The Golden Towns of Beaujolais


Heading north out of Lyon, you pass through a long tunnel and exit into a lush green countryside leaving the city far behind. You then turn and head up the hill onto winding roads between a patchwork of vineyards. Many of the vines are really old with short, thick, twisted trunks and a thin stem of green leaves and buds. These are the Gamay vines of Beaujolais, interspersed with a few fields of greener, leafier Chardonnay vines.

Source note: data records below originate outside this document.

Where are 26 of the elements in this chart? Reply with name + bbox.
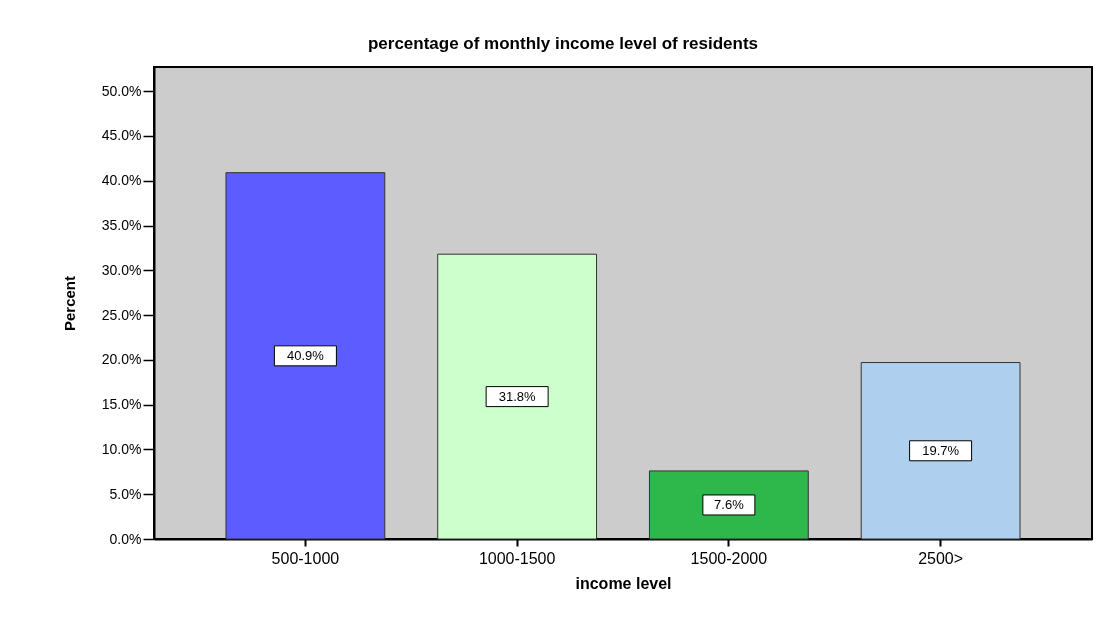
y-tick-label: 35.0% — [101, 217, 142, 234]
y-tick-label: 45.0% — [101, 127, 142, 144]
data-label: 40.9% — [286, 347, 325, 363]
y-tick-label: 15.0% — [101, 396, 142, 413]
y-tick-label: 0.0% — [109, 530, 142, 547]
y-tick-label: 10.0% — [101, 440, 142, 457]
y-tick-label: 20.0% — [101, 351, 142, 368]
x-axis-title: income level — [575, 574, 672, 592]
data-label: 19.7% — [922, 442, 960, 458]
y-tick-label: 30.0% — [101, 261, 142, 278]
y-axis-title: Percent — [60, 275, 78, 332]
bar — [648, 470, 809, 540]
x-tick-label: 500-1000 — [271, 549, 340, 567]
data-label: 7.6% — [714, 496, 745, 512]
x-tick-label: 2500> — [918, 549, 964, 567]
y-tick-label: 50.0% — [101, 82, 142, 99]
bar — [225, 172, 386, 540]
bar — [860, 362, 1021, 540]
y-tick-label: 25.0% — [101, 306, 142, 323]
y-tick-label: 40.0% — [101, 172, 142, 189]
chart-title: percentage of monthly income level of residents — [367, 34, 759, 53]
y-tick-label: 5.0% — [109, 485, 142, 502]
bar — [437, 253, 598, 540]
data-label: 31.8% — [498, 388, 536, 404]
x-tick-label: 1500-2000 — [690, 549, 768, 567]
x-tick-label: 1000-1500 — [478, 549, 556, 567]
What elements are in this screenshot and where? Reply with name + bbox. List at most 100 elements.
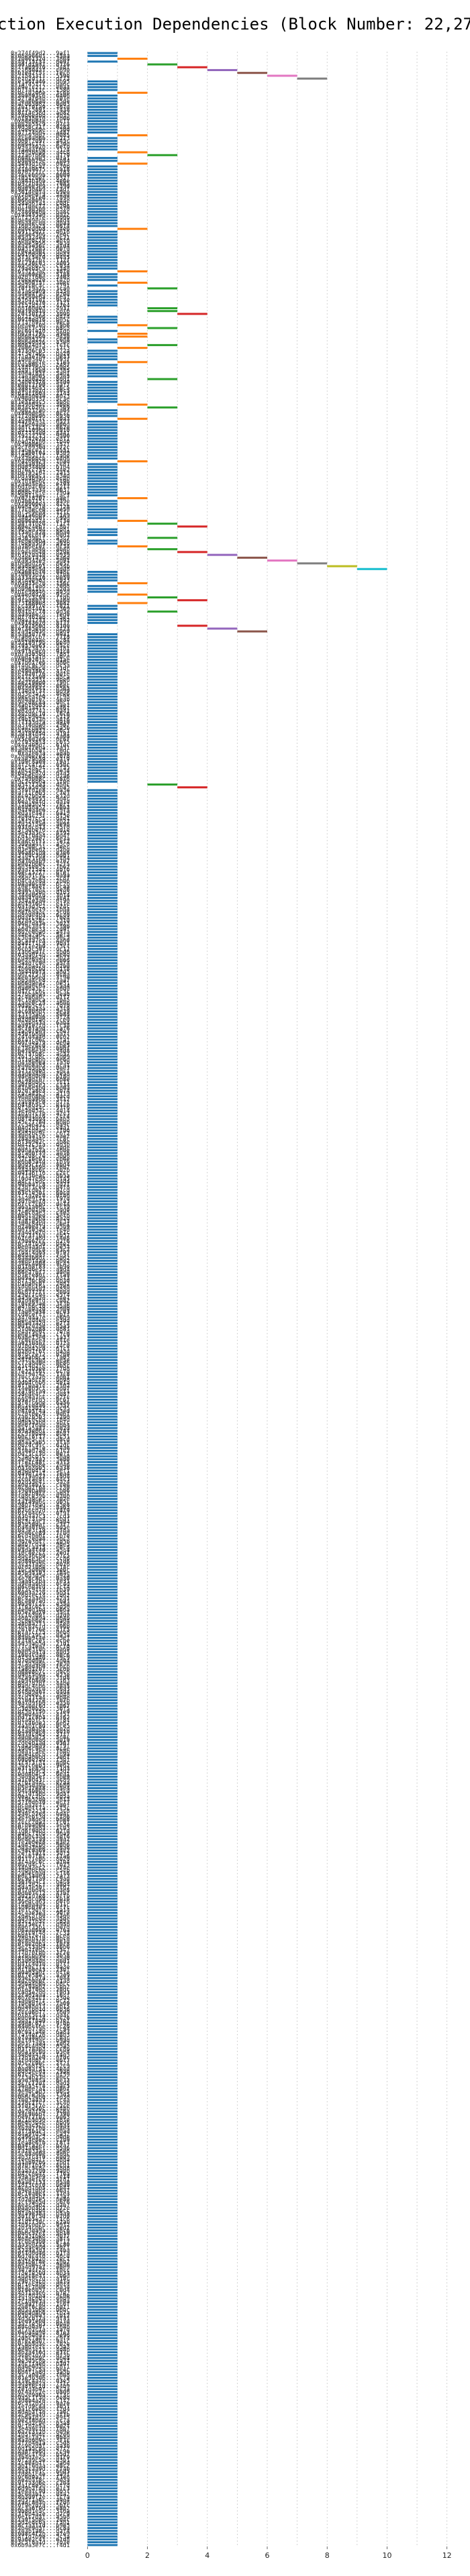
y-tick-label: 0x1f3e7a6c...ba29 <box>11 351 70 358</box>
y-tick-label: 0x4ea7e5bc...f3d5 <box>11 2092 70 2098</box>
y-tick-label: 0x5a1c6e8b...f2d4 <box>11 2406 70 2413</box>
y-tick-label: 0xa8b8a2f3...9fe8 <box>11 1621 70 1627</box>
y-tick-label: 0x32c16eb7...cb6e <box>11 1156 70 1163</box>
dependency-bar <box>87 505 117 508</box>
dependency-bar <box>87 2481 117 2484</box>
y-tick-label: 0xf0ce93ae...3f3b <box>11 1301 70 1307</box>
y-tick-label: 0x78be0fa...245d <box>14 192 70 199</box>
y-tick-label: 0xa0f0d2e2...cf34 <box>11 1082 70 1089</box>
dependency-bar <box>87 440 117 443</box>
y-tick-label: 0xa3639b1f...a3c7 <box>11 535 70 542</box>
y-tick-label: 0x90bba1c8...3d2f <box>11 1181 70 1188</box>
y-tick-label: 0x4cd3da9a...b8c6 <box>11 2228 70 2235</box>
dependency-bar <box>87 1756 117 1758</box>
y-tick-label: 0x3be36c89...97c5 <box>11 1553 70 1560</box>
dependency-bar <box>87 1906 117 1909</box>
dependency-bar <box>87 2139 117 2141</box>
y-tick-label: 0x1a1ac0b3...e0b9 <box>11 2296 70 2302</box>
dependency-bar <box>147 610 178 613</box>
y-tick-label: 0x5c0ee6e7...0a04 <box>11 1618 70 1625</box>
y-tick-label: 0x8f47c06c...1fa1 <box>11 1037 70 1044</box>
dependency-bar <box>87 256 117 258</box>
y-tick-label: 0x9adc4cb6...a8a5 <box>11 1683 70 1690</box>
dependency-bar <box>87 1092 117 1095</box>
dependency-bar <box>87 1163 117 1166</box>
dependency-bar <box>87 2445 117 2447</box>
dependency-bar <box>87 2209 117 2212</box>
y-tick-label: 0x408ad1e2...4eab <box>11 697 70 704</box>
dependency-bar <box>87 851 117 854</box>
dependency-bar <box>87 1843 117 1846</box>
y-tick-label: 0x6a4fa2e7...b2a7 <box>11 2143 70 2149</box>
y-tick-label: 0x7e3b1a8c...d2f4 <box>11 2528 70 2535</box>
dependency-bar <box>87 1778 117 1781</box>
y-tick-label: 0x5d5a3b8e...d8a6 <box>11 1845 70 1851</box>
y-tick-label: 0xe33e3a12...8ee6 <box>11 691 70 698</box>
dependency-bar <box>87 1931 117 1934</box>
y-tick-label: 0xe9d2b60c...72f5 <box>11 861 70 868</box>
y-tick-label: 0x2e0f6c8b...6d11 <box>11 2304 70 2311</box>
dependency-bar <box>87 1106 117 1109</box>
dependency-bar <box>87 720 117 724</box>
dependency-bar <box>87 276 117 278</box>
dependency-bar <box>87 1307 117 1310</box>
dependency-bar <box>87 1589 117 1591</box>
dependency-bar <box>87 2102 117 2104</box>
dependency-bar <box>177 525 207 528</box>
y-tick-label: 0xe3f1e85d...f1d3 <box>11 1766 70 1772</box>
y-tick-label: 0x51ab2dcb...c6a3 <box>11 1686 70 1693</box>
dependency-bar <box>87 148 117 151</box>
dependency-bar <box>87 1770 117 1772</box>
dependency-bar <box>87 891 117 894</box>
dependency-bar <box>87 1358 117 1361</box>
dependency-bar <box>87 420 117 423</box>
y-tick-label: 0x9c4bd2c6...0e1d <box>11 1939 70 1945</box>
dependency-bar <box>117 593 148 596</box>
y-tick-label: 0x58e4e4c2...dd87 <box>11 1391 70 1398</box>
y-tick-label: 0x89e1c87a...1d44 <box>11 1976 70 1982</box>
y-tick-label: 0x24a48c6c...5b2b <box>11 1167 70 1174</box>
dependency-bar <box>87 845 117 848</box>
dependency-bar <box>87 1656 117 1659</box>
y-tick-label: 0x3ef9ab02...cbb2 <box>11 1984 70 1990</box>
dependency-bar <box>87 576 117 579</box>
dependency-bar <box>87 2532 117 2535</box>
dependency-bar <box>87 1790 117 1792</box>
y-tick-label: 0x7c1b3b91...d2d9 <box>11 1613 70 1619</box>
dependency-bar <box>87 780 117 783</box>
dependency-bar <box>87 1452 117 1455</box>
y-tick-label: 0xa106efef...0f34 <box>11 543 70 550</box>
dependency-bar <box>87 2487 117 2489</box>
dependency-bar <box>87 735 117 738</box>
dependency-bar <box>87 896 117 900</box>
dependency-bar <box>87 1444 117 1446</box>
dependency-bar <box>87 1021 117 1024</box>
y-tick-label: 0x28c1f4e6...b3d7 <box>11 2361 70 2367</box>
dependency-bar <box>87 1818 117 1821</box>
dependency-bar <box>87 999 117 1002</box>
y-tick-label: 0xb57e4e55...9d4c <box>11 796 70 803</box>
y-tick-label: 0x7b617e6...886e <box>14 660 70 667</box>
y-tick-label: 0x9aa7f5a1...4b16 <box>11 867 70 873</box>
y-tick-label: 0x4c3a6f9d...e8b2 <box>11 2506 70 2512</box>
dependency-bar <box>87 1654 117 1656</box>
dependency-bar <box>87 105 117 108</box>
y-tick-label: 0xb7213806...8474 <box>11 314 70 321</box>
dependency-bar <box>87 965 117 967</box>
dependency-bar <box>87 2320 117 2322</box>
y-tick-label: 0x2eac5f8e...43e6 <box>11 1913 70 1920</box>
dependency-bar <box>87 1739 117 1741</box>
dependency-bar <box>87 2144 117 2147</box>
y-tick-label: 0x6f7b4c6c...0f97 <box>11 1511 70 1517</box>
y-tick-label: 0x43b6bcb...04d6 <box>14 455 70 462</box>
y-tick-label: 0x65fe3bb5...6a38 <box>11 1465 70 1472</box>
y-tick-label: 0x7e0ed0ba...5ed6 <box>11 538 70 545</box>
y-tick-label: 0x33a1e3a6...0f90 <box>11 898 70 905</box>
y-tick-label: 0x0f2c91f4...fb39 <box>11 1587 70 1594</box>
dependency-bar <box>87 1999 117 2002</box>
y-tick-label: 0x880de5c...0c7c <box>14 411 70 417</box>
dependency-bar <box>87 2343 117 2345</box>
y-tick-label: 0xf4dc9c36...dc5a <box>11 663 70 669</box>
dependency-bar <box>87 1328 117 1330</box>
y-tick-label: 0x6b4f1e8d...3a5b <box>11 2369 70 2376</box>
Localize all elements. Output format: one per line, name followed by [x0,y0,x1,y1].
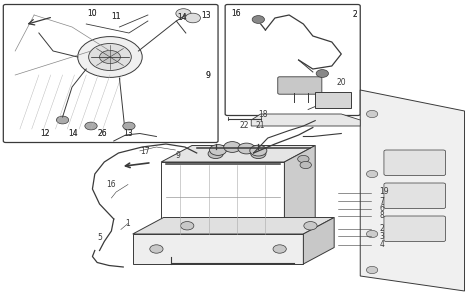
FancyBboxPatch shape [384,216,446,242]
Text: 5: 5 [97,232,102,242]
Text: 10: 10 [88,9,97,18]
Text: 7: 7 [379,196,384,206]
Polygon shape [251,114,360,126]
Text: 14: 14 [178,14,187,22]
Polygon shape [133,234,303,264]
Text: 18: 18 [258,110,268,119]
Circle shape [304,221,317,230]
FancyBboxPatch shape [225,4,360,116]
Circle shape [123,122,135,130]
Circle shape [85,122,97,130]
Text: 12: 12 [40,129,50,138]
Text: 11: 11 [111,12,121,21]
Circle shape [366,110,378,118]
Text: 17: 17 [140,147,149,156]
Circle shape [150,245,163,253]
Text: 14: 14 [69,129,78,138]
Text: 16: 16 [107,180,116,189]
Circle shape [181,221,194,230]
Circle shape [366,230,378,238]
Circle shape [224,142,241,152]
Text: 6: 6 [379,204,384,213]
Text: 13: 13 [201,11,211,20]
Polygon shape [161,162,284,240]
Text: 10: 10 [88,9,97,18]
Text: 11: 11 [111,12,121,21]
Text: 14: 14 [69,129,78,138]
Text: 9: 9 [175,151,180,160]
FancyBboxPatch shape [3,4,218,142]
Text: 26: 26 [97,129,107,138]
FancyBboxPatch shape [278,77,322,94]
Circle shape [100,50,120,64]
Text: 3: 3 [379,232,384,241]
FancyBboxPatch shape [384,150,446,176]
Text: 14: 14 [178,14,187,22]
FancyBboxPatch shape [315,92,351,108]
Text: 1: 1 [126,219,130,228]
FancyBboxPatch shape [384,183,446,208]
Circle shape [251,149,266,158]
Text: 13: 13 [123,129,133,138]
Text: 2: 2 [352,10,357,19]
Text: 8: 8 [379,212,384,220]
Polygon shape [133,218,334,234]
Polygon shape [303,218,334,264]
Text: 19: 19 [379,188,389,196]
Text: 26: 26 [97,129,107,138]
Text: 22: 22 [239,122,249,130]
Circle shape [300,161,311,169]
Circle shape [208,149,223,158]
Text: 16: 16 [231,9,241,18]
Text: 16: 16 [231,9,241,18]
Circle shape [316,70,328,77]
Text: 4: 4 [379,240,384,249]
Circle shape [210,145,227,155]
Text: 2: 2 [352,10,357,19]
Circle shape [298,155,309,163]
Text: 9: 9 [205,70,210,80]
Circle shape [176,9,191,18]
Polygon shape [161,146,315,162]
Circle shape [185,13,201,23]
Text: 20: 20 [337,78,346,87]
Circle shape [238,143,255,154]
Circle shape [252,16,264,23]
Text: 9: 9 [205,70,210,80]
Text: 12: 12 [40,129,50,138]
Circle shape [78,37,142,77]
Text: 13: 13 [201,11,211,20]
Circle shape [366,170,378,178]
Text: 21: 21 [255,122,264,130]
Circle shape [56,116,69,124]
Circle shape [89,44,131,70]
Text: 2: 2 [379,224,384,233]
Circle shape [250,145,267,156]
Polygon shape [360,90,465,291]
Circle shape [273,245,286,253]
Circle shape [366,266,378,274]
Polygon shape [284,146,315,240]
Text: 13: 13 [123,129,133,138]
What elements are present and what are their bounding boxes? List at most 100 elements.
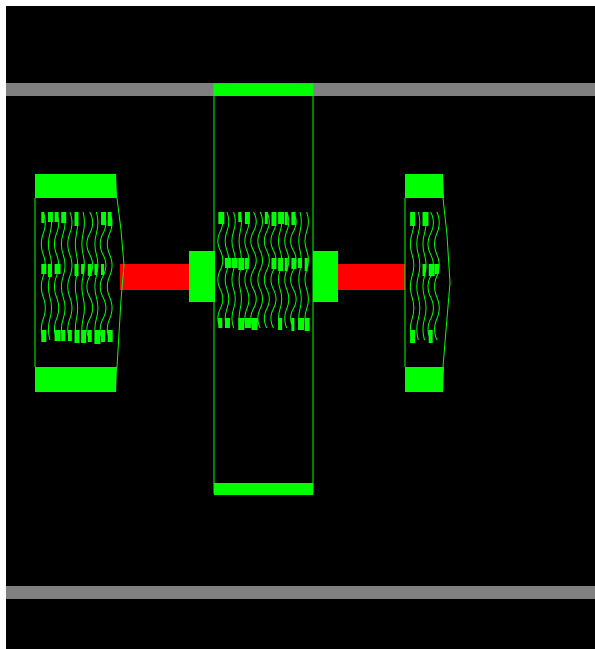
spring-strand (40, 211, 46, 341)
left-body-bottom-cap (35, 367, 117, 392)
spring-block (74, 330, 80, 343)
spring-block (304, 318, 310, 331)
spring-block (434, 264, 439, 274)
right-body-top-cap (405, 174, 444, 198)
center-body-left-joint (189, 251, 215, 302)
spring-block (41, 330, 47, 342)
spring-block (61, 212, 67, 223)
spring-strand (263, 211, 270, 329)
spring-block (224, 258, 231, 268)
spring-strand (416, 211, 421, 341)
spring-block (304, 258, 308, 271)
spring-block (410, 330, 416, 343)
left-body-outline (34, 197, 125, 368)
spring-strand (434, 211, 440, 341)
spring-block (47, 212, 53, 222)
spring-block (54, 330, 61, 341)
spring-block (81, 330, 87, 343)
center-body-springs (217, 211, 310, 331)
spring-strand (298, 211, 302, 329)
spring-strand (99, 211, 107, 341)
spring-block (284, 212, 288, 225)
left-body-springs (40, 211, 113, 344)
spring-block (67, 330, 72, 341)
spring-block (251, 318, 258, 330)
spring-block (271, 212, 277, 226)
right-body-outline (404, 197, 451, 368)
spring-strand (250, 211, 257, 329)
spring-block (218, 318, 223, 328)
spring-strand (224, 211, 230, 329)
bottom-rail (6, 586, 595, 599)
spring-strand (106, 211, 113, 341)
spring-block (244, 212, 250, 224)
spring-block (101, 330, 106, 342)
spring-strand (257, 211, 263, 329)
spring-block (428, 330, 433, 343)
spring-block (54, 212, 59, 222)
spring-block (94, 330, 101, 344)
spring-block (87, 330, 92, 342)
spring-strand (290, 211, 297, 329)
spring-strand (67, 211, 73, 341)
spring-block (238, 212, 242, 222)
right-link-bar (338, 264, 405, 290)
left-body-top-cap (35, 174, 117, 198)
spring-block (291, 212, 296, 225)
spring-block (428, 264, 435, 276)
spring-strand (409, 211, 415, 341)
center-body (189, 83, 338, 495)
spring-block (264, 212, 268, 224)
spring-block (244, 318, 251, 328)
spring-block (54, 264, 61, 274)
spring-block (87, 264, 92, 276)
spring-block (278, 212, 285, 224)
spring-block (101, 264, 105, 275)
spring-block (231, 258, 238, 268)
spring-block (41, 264, 47, 274)
spring-block (422, 212, 429, 226)
spring-block (94, 264, 98, 275)
spring-strand (217, 211, 224, 329)
spring-block (298, 258, 303, 268)
spring-block (278, 318, 283, 330)
spring-block (74, 264, 79, 276)
spring-strand (244, 211, 250, 329)
spring-strand (270, 211, 277, 329)
center-body-right-joint (313, 251, 338, 302)
spring-block (47, 264, 52, 277)
spring-block (224, 318, 230, 328)
spring-strand (60, 211, 66, 341)
right-body-springs (409, 211, 440, 343)
spring-block (61, 330, 66, 341)
spring-block (291, 258, 297, 269)
spring-strand (53, 211, 60, 341)
spring-strand (94, 211, 99, 341)
spring-block (271, 258, 277, 269)
right-body (404, 174, 451, 392)
spring-block (291, 318, 295, 331)
spring-block (101, 212, 107, 225)
spring-block (410, 212, 416, 226)
spring-block (74, 212, 79, 226)
spring-block (107, 330, 113, 342)
spring-block (244, 258, 249, 269)
spring-block (278, 258, 284, 271)
spring-block (284, 258, 288, 271)
spring-block (298, 318, 305, 330)
spring-block (238, 318, 245, 330)
spring-strand (81, 211, 85, 341)
spring-block (422, 264, 426, 276)
spring-block (81, 264, 85, 274)
spring-block (238, 258, 245, 270)
spring-block (218, 212, 225, 224)
spring-block (107, 212, 112, 226)
left-link-bar (120, 264, 189, 290)
right-body-bottom-cap (405, 367, 444, 392)
center-body-top-cap (214, 84, 313, 96)
spring-strand (231, 211, 236, 329)
center-body-bottom-cap (214, 483, 313, 495)
spring-block (41, 212, 45, 223)
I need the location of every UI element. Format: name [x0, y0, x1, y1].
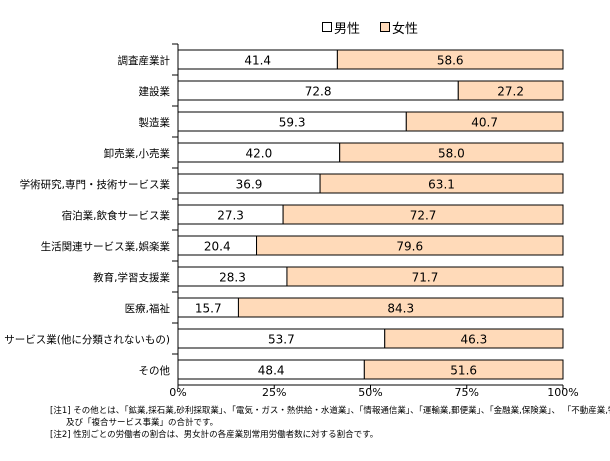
note-1-cont: 及び「複合サービス事業」の合計です。 — [66, 418, 219, 428]
female-bar — [256, 235, 564, 256]
female-bar — [363, 359, 564, 380]
x-tick-label: 75% — [454, 386, 479, 399]
female-bar — [339, 142, 564, 163]
data-label: 40.7 — [471, 116, 498, 130]
data-label: 63.1 — [428, 178, 455, 192]
x-tick-label: 100% — [547, 386, 579, 399]
data-label: 58.6 — [437, 54, 464, 68]
category-label: サービス業(他に分類されないもの) — [4, 333, 170, 346]
category-label: 医療,福祉 — [124, 302, 170, 315]
female-bar — [405, 111, 564, 132]
note-2: [注2] 性別ごとの労働者の割合は、男女計の各産業別常用労働者数に対する割合です… — [50, 430, 379, 440]
legend-swatch-female — [380, 22, 391, 32]
category-label: 卸売業,小売業 — [103, 147, 170, 160]
data-label: 41.4 — [244, 54, 271, 68]
data-label: 72.8 — [305, 85, 332, 99]
data-label: 27.3 — [217, 209, 244, 223]
data-label: 84.3 — [387, 302, 414, 316]
category-label: 生活関連サービス業,娯楽業 — [40, 240, 170, 253]
category-label: 製造業 — [138, 116, 171, 129]
data-label: 36.9 — [236, 178, 263, 192]
x-tick-label: 0% — [169, 386, 187, 399]
legend-female: 女性 — [380, 18, 418, 37]
data-label: 15.7 — [195, 302, 222, 316]
data-label: 27.2 — [497, 85, 524, 99]
category-label: その他 — [138, 364, 171, 377]
data-label: 53.7 — [268, 333, 295, 347]
data-label: 59.3 — [279, 116, 306, 130]
female-bar — [286, 266, 564, 287]
data-label: 58.0 — [438, 147, 465, 161]
category-label: 宿泊業,飲食サービス業 — [61, 209, 170, 222]
x-tick-label: 25% — [262, 386, 287, 399]
legend-label-female: 女性 — [392, 22, 419, 37]
note-1: [注1] その他とは、「鉱業,採石業,砂利採取業」、「電気・ガス・熱供給・水道業… — [50, 406, 610, 416]
data-label: 48.4 — [258, 364, 285, 378]
category-label: 建設業 — [138, 85, 171, 98]
female-bar — [319, 173, 564, 194]
female-bar — [282, 204, 564, 225]
category-label: 教育,学習支援業 — [93, 271, 170, 284]
data-label: 51.6 — [450, 364, 477, 378]
legend: 男性 女性 — [322, 18, 418, 37]
category-label: 調査産業計 — [117, 54, 171, 67]
x-tick-label: 50% — [358, 386, 383, 399]
category-label: 学術研究,専門・技術サービス業 — [19, 178, 170, 191]
data-label: 20.4 — [204, 240, 231, 254]
data-label: 28.3 — [219, 271, 246, 285]
data-label: 42.0 — [245, 147, 272, 161]
data-label: 79.6 — [396, 240, 423, 254]
data-label: 46.3 — [461, 333, 488, 347]
female-bar — [384, 328, 564, 349]
data-label: 71.7 — [412, 271, 439, 285]
legend-male: 男性 — [322, 18, 360, 37]
female-bar — [237, 297, 564, 318]
legend-swatch-male — [322, 22, 332, 32]
female-bar — [457, 80, 564, 101]
data-label: 72.7 — [410, 209, 437, 223]
legend-label-male: 男性 — [334, 22, 361, 37]
female-bar — [336, 49, 564, 70]
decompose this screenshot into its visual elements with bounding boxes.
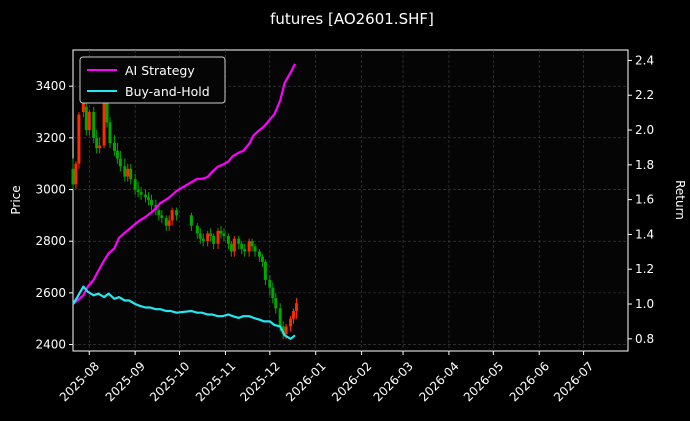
candle-body (146, 197, 150, 200)
candle-body (81, 101, 85, 113)
candle-body (98, 145, 102, 149)
candle-body (268, 279, 272, 288)
y-left-tick-label: 2800 (35, 234, 66, 248)
y-right-tick-label: 1.8 (635, 158, 654, 172)
return-lines (72, 63, 296, 340)
y-left-tick-label: 2400 (35, 338, 66, 352)
candle-body (209, 233, 213, 237)
candle-body (294, 303, 298, 311)
candle-body (201, 238, 205, 242)
y-axis-left: 2400 2600 2800 3000 3200 3400 (35, 79, 73, 352)
candle-body (149, 199, 153, 206)
candle-body (243, 248, 247, 252)
candle-body (216, 230, 220, 244)
y-right-tick-label: 2.4 (635, 53, 654, 67)
candle-body (115, 150, 119, 159)
y-right-tick-label: 1.0 (635, 297, 654, 311)
candle-body (102, 96, 106, 146)
candle-body (222, 233, 226, 237)
legend-label-ai-strategy: AI Strategy (125, 63, 195, 78)
candle-body (206, 233, 210, 242)
candle-body (175, 210, 179, 216)
candle-body (112, 143, 116, 151)
candle-body (164, 217, 168, 226)
candle-body (257, 251, 261, 257)
ai-strategy-line (72, 63, 296, 305)
candle-body (74, 163, 78, 185)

South Beaujolais, just 45 minutes northwest of Lyon, encompasses 25 medieval villages of orangey-gold stone (limestone and iron) that is surprisingly vibrant (I had been expecting something lighter, similar to the Cotswolds in England). Some of the villages still have the remains of 14th century castles.


Oingt is classed as one of the most beautiful villages of France and it really is lovely. You can take a walk around the town on the former ramparts and the church is austere and beautiful. I was on a half-day tour, which combined stopping to admire the golden villages with wine tastings.

I’ve always enjoyed Beaujolais wine, which seems to me to be typically French – light, fruity, and very good with food. But I developed a greater appreciation for the variety of Beaujolais wines on the tour. (The tour was restricted to Beaujolais south; we didn’t explore the Beaujolais Village wines further north.)


Our first stop was a tasting room in Oingt where we tried 3 different sparkling wines. I was surprised by the variety Рfrom a rich, complex cr̩mant made with Gamay and Pinot Noir to a sweet sparkling dessert wine (think North American Zinfandel).

We had a longer stop at Domaine de Fond-Vieille, a family vineyard since 1758, with vines ranging in age from 10 to 100 years. Standing in the vineyard, surrounded by small blue and yellow flowers, you look up the hill, over the neat rows of vines, to Oingt. It had been drizzling earlier in the day, and the air was so sweet and fresh.


We sampled a white Beaujolais, a rosé (too sweet for me), and 3 reds, which produced three surprises. First of all, I don’t think I’ve ever had a white Beaujolais before and it was very nice. Secondly, the reds showed much more complexity than I expected. The first was a traditional Beaujolais – easy drinking, light, fruity. The second was made from grapes from the old vines and showed more depth and complexity. But my favorite was Cuvée Alexandre (named after one of the family’s founders with his mustachioed photograph on the bottle), which is only made in very good years from the oldest vines. And 2015 was a very good year. (The crushed grapes, seeds, and stems for Cuvée Alexandre were macerated for 12 days; the first wine for only 6 days.) The third surprise was finding out how well the local wine went with the local cheese.


If you are ever in Lyon, I highly recommend taking a tour with Oliver Delalande of Kanpai Tours. He was friendly, knowledgeable, and he put together an interesting tour with a combination of architecture, scenery, history, and wine. We stopped at various points to admire the view and had a half-hour wander round Oingt before the two sets of wine tastings. I never felt rushed. I appreciated visiting a small family winery where we could actually talk with the winemaker, and the servings of wine were very generous. The local cheese and crackers were a welcome accompaniment to the second tasting.